Yesterday, I returned from a 3-week vacation (with some success at also doing some writing) at my summer cottage in Minaki, Ontario. The last full day I was there, I was visiting on a neighbor’s (Canadian translation: neighbour’s) dock to say good-bye. We had both noticed earlier that day a stray buoy that had drifted into some relatively open water. I’ve been going there since 1951 and my neighbor has been doing so since about 2006 and we both knew that it didn’t belong there. If there was any doubt, the angle of the buoy confirmed our belief: it was tilted about 30 degrees from horizontal and the end of the buoy was ragged. If a boat were to run into it at night–and yes, some people around there do operate their boats at night–the buoy could do a lot of damage and even cause a fatality. I expressed that thought to my neighbor, Don Fullerton, and he agreed.

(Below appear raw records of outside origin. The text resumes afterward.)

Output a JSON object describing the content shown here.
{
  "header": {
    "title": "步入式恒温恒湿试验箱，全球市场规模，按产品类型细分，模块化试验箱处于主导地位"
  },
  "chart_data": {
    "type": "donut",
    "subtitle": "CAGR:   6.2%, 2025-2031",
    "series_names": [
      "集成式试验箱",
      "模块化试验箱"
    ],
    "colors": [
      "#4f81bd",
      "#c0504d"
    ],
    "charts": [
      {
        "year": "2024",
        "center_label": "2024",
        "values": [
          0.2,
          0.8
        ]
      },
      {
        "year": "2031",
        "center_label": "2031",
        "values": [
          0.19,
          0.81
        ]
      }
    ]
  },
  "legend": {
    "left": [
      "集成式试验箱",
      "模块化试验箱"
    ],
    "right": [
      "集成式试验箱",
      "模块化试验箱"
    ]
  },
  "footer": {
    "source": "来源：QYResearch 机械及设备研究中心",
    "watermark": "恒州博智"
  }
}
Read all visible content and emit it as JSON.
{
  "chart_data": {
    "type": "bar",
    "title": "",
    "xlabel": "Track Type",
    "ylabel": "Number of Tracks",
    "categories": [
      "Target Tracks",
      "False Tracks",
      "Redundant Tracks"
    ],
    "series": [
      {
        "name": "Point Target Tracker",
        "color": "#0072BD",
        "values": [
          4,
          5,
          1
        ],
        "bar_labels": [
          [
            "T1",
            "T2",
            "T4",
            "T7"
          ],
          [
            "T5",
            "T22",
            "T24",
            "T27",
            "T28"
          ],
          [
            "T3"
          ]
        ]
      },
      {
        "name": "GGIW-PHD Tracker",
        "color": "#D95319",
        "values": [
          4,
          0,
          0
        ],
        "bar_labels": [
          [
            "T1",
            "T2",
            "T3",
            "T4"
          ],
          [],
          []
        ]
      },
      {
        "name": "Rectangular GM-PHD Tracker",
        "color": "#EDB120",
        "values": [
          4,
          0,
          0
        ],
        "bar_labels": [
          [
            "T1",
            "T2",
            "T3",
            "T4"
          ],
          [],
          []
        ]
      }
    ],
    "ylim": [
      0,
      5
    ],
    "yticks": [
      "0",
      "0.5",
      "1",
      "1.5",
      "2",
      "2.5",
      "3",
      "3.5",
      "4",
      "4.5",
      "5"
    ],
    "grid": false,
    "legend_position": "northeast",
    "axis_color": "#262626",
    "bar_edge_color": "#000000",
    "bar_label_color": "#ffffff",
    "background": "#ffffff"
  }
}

About 15 minutes later, he said, “Dave (almost everyone at Minaki calls me Dave), come with me.” We got in his fishing boat and went out to the buoy. I reached over to pull it and was pleased that it was made of plastic and wasn’t as heavy as I expected. At the end was a long chain whose end, we figured, must have caught on a rock below. We pulled it and it came loose. So we pulled the buoy into his boat. It was filled with foul-smelling debris. We took it back to his dock.

Why do I tell this story on EconLog? Because so often when I hear people argue for government intervention in economic activity, they say, “Without government doing this, who would ____?” There are few government officials around. Employees of the Ontario Ministry of Natural Resources are typically out enforcing fishing regulations. The one member of the Ontario Provincial Police is busy, I assume, with other matters. Maybe he would have got to it, but when I was out on my jet ski earlier that day, I saw the buoy and 4 hours later, it was still there.

So we did it. Small piece of evidence ? Yes. But an illustrative one nevertheless.